The current completion date for the scheme is early 2018, but this is now likely to be stretched out to early 2019. Two other pipeline packages are included in the expansion and will be constructed by two local contractors.

The packages and the contractors are:

  • Mazlij-Abu Jifan pipeline – Saudi KAD Construction
  • Seawater pipeline – HAK Group

Aramco plans to add 300,000 barrels a day (b/d) to the field’s current capacity of 1.2 million b/d. Khurais is located adjacent to the Ghawar oil field, one of the world’s largest, in the Eastern Province of the kingdom. The field began operations in 2009 and produces 1.2 million b/d of light Arabian crude, 320 million cubic feet a day (cf/d) of gas and 80,000 b/d of natural gas liquids (NGLs).

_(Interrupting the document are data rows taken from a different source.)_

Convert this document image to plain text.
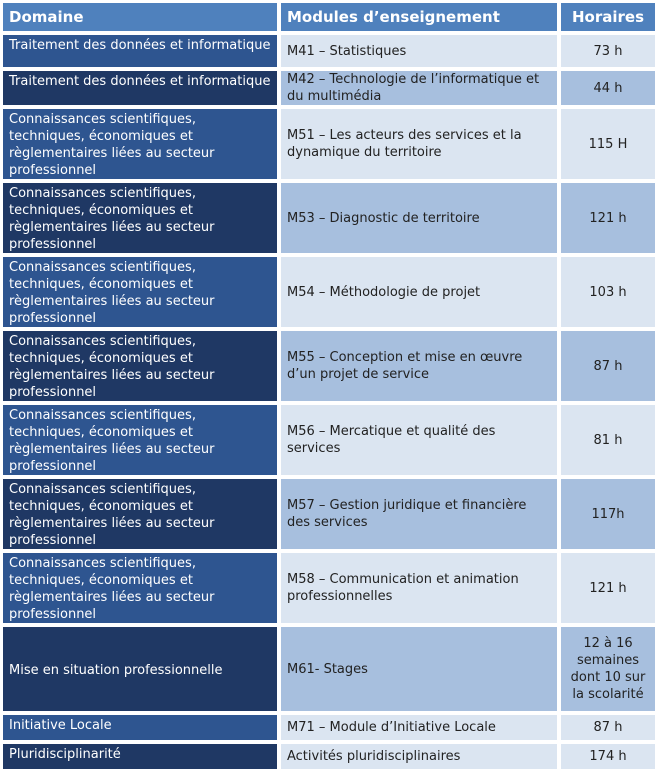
Domaine	Modules d’enseignement	Horaires
Traitement des données et informatique	M41 – Statistiques	73 h
Traitement des données et informatique	M42 – Technologie de l’informatique et du multimédia	44 h
Connaissances scientifiques, techniques, économiques et règlementaires liées au secteur professionnel	M51 – Les acteurs des services et la dynamique du territoire	115 H
Connaissances scientifiques, techniques, économiques et règlementaires liées au secteur professionnel	M53 – Diagnostic de territoire	121 h
Connaissances scientifiques, techniques, économiques et règlementaires liées au secteur professionnel	M54 – Méthodologie de projet	103 h
Connaissances scientifiques, techniques, économiques et règlementaires liées au secteur professionnel	M55 – Conception et mise en œuvre d’un projet de service	87 h
Connaissances scientifiques, techniques, économiques et règlementaires liées au secteur professionnel	M56 – Mercatique et qualité des services	81 h
Connaissances scientifiques, techniques, économiques et règlementaires liées au secteur professionnel	M57 – Gestion juridique et financière des services	117h
Connaissances scientifiques, techniques, économiques et règlementaires liées au secteur professionnel	M58 – Communication et animation professionnelles	121 h
Mise en situation professionnelle	M61- Stages	12 à 16 semaines dont 10 sur la scolarité
Initiative Locale	M71 – Module d’Initiative Locale	87 h
Pluridisciplinarité	Activités pluridisciplinaires	174 h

The expansion at Khurais, as well as the planned increase of 250,000 b/d at the Shaybah field in the Empty Quarter, will ease production at other oil fields and will not increase the kingdom’s 12.5 million b/d capacity.

The move is proof that Aramco is looking at ways to better manage its huge portfolio of projects without causing any problems to its day-to-day operations.

MEED reported in early January that Aramco’s $3bn Ras Tanura refinery clean fuels rehabilitation scheme was being postponed for at least 12 months in order to prioritise other schemes.

The oil major is expected to cut back spending on non-essential schemes, but sources have indicated that spending on key sectors such as gas will not be affected by lower oil prices.